2. Overloading The Room
A second idea that could have a negative impact on your pre-sub meeting is having too many people involved, whether on a teleconference or meeting in person at FDA headquarters. Now, it is certainly necessary to include your experts (e.g., physicians, designers, clinicians, statisticians, etc.) as appropriate, but realize that the FDA will match you. They will strive to include an expert of their own, in each applicable area, to ask and answer questions.
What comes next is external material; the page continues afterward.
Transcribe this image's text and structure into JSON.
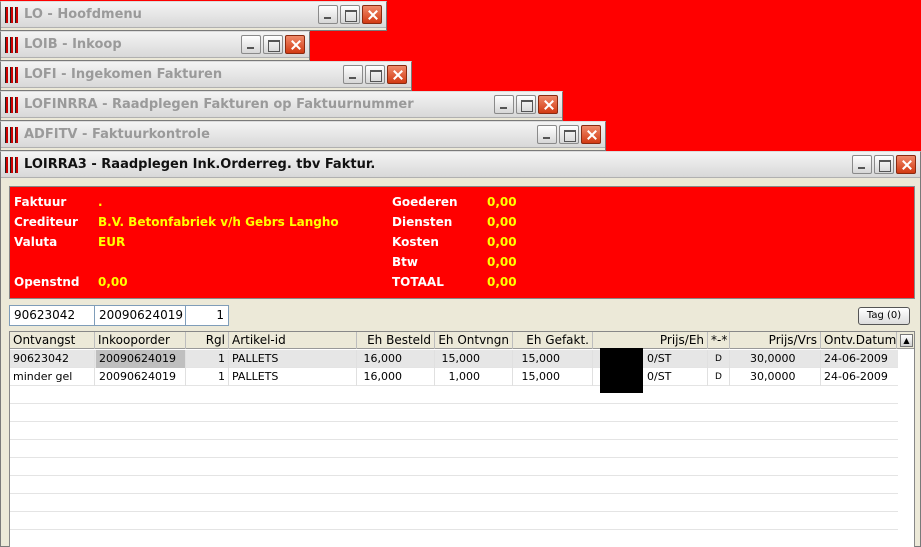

This can make for a very large gathering, leading to delays in scheduling and eventually resulting in an unwieldy meeting. A director of regulatory affairs with whom I once worked wanted to make an impression of how important the pre-sub meeting was to her organization. She planned to have a dozen members of her team on the teleconference. FDA responded in kind with an impressive team, and introductions alone took nearly a quarter of the meeting. Even worse, though the dialogue was productive, so many individuals were weighing in on each question, only half of the agenda was covered by the end of the one-hour meeting. There is absolutely no need to try to show strength or importance in planning for a pre-sub meeting. You cannot overwhelm the FDA, but if you want to impress them, have the right people in the room, and no one else.
3. Winking At The FDA
I really wish I was joking, but this actually happened: I was attending an in-person pre-submission meeting at FDA headquarters, acting as a consultant to a medtech CEO and his team. The company had scheduled the meeting to get feedback for its next 510(k) submittal, covering an updated version of its device. The complicating factor was that the company’s currently-marketed device had come under fire in a recent FDA inspection, and was under threat of recall. In talking about the new submission for the next-generation device, the CEO brought up his company’s current compliance problem, and commented how the new design wouldn’t have the problems of the current product. Then, he winked across the table at the FDA representatives and asked if they would put in a good word for the company with field compliance staff. Awkward…I wanted to crawl under the table. Remember, there are no favors from the FDA. Each device must be safe and effective of its own merit, or be removed from the market.
The FDA Weighs In
I’m not the only one with some advice on pre-subs. FDA has shared its thoughts on some bad ideas in the above-mentioned guidance document. The agency provides these examples of general questions it considers NOT conducive to a productive discussion during a pre-sub meeting:
• Will the information outlined in my pre-sub support a substantial equivalence determination?
• Are the results of my bench testing acceptable?
• Is the clinical data collected sufficient?
In preparing for the pre-sub meeting and putting the data package together, we need to do enough work to be able to ask the FDA questions that they can answer either yes or no. For example, if we gather clinical data at three sites, with 30 patients at each site, and statistically 95 percent of the subjects have a successful outcome as defined in the study plan, will the FDA agree that we will have adequately demonstrated clinical utility for the device? The value of the FDA’s feedback to us is directly related to our effort in asking the right questions.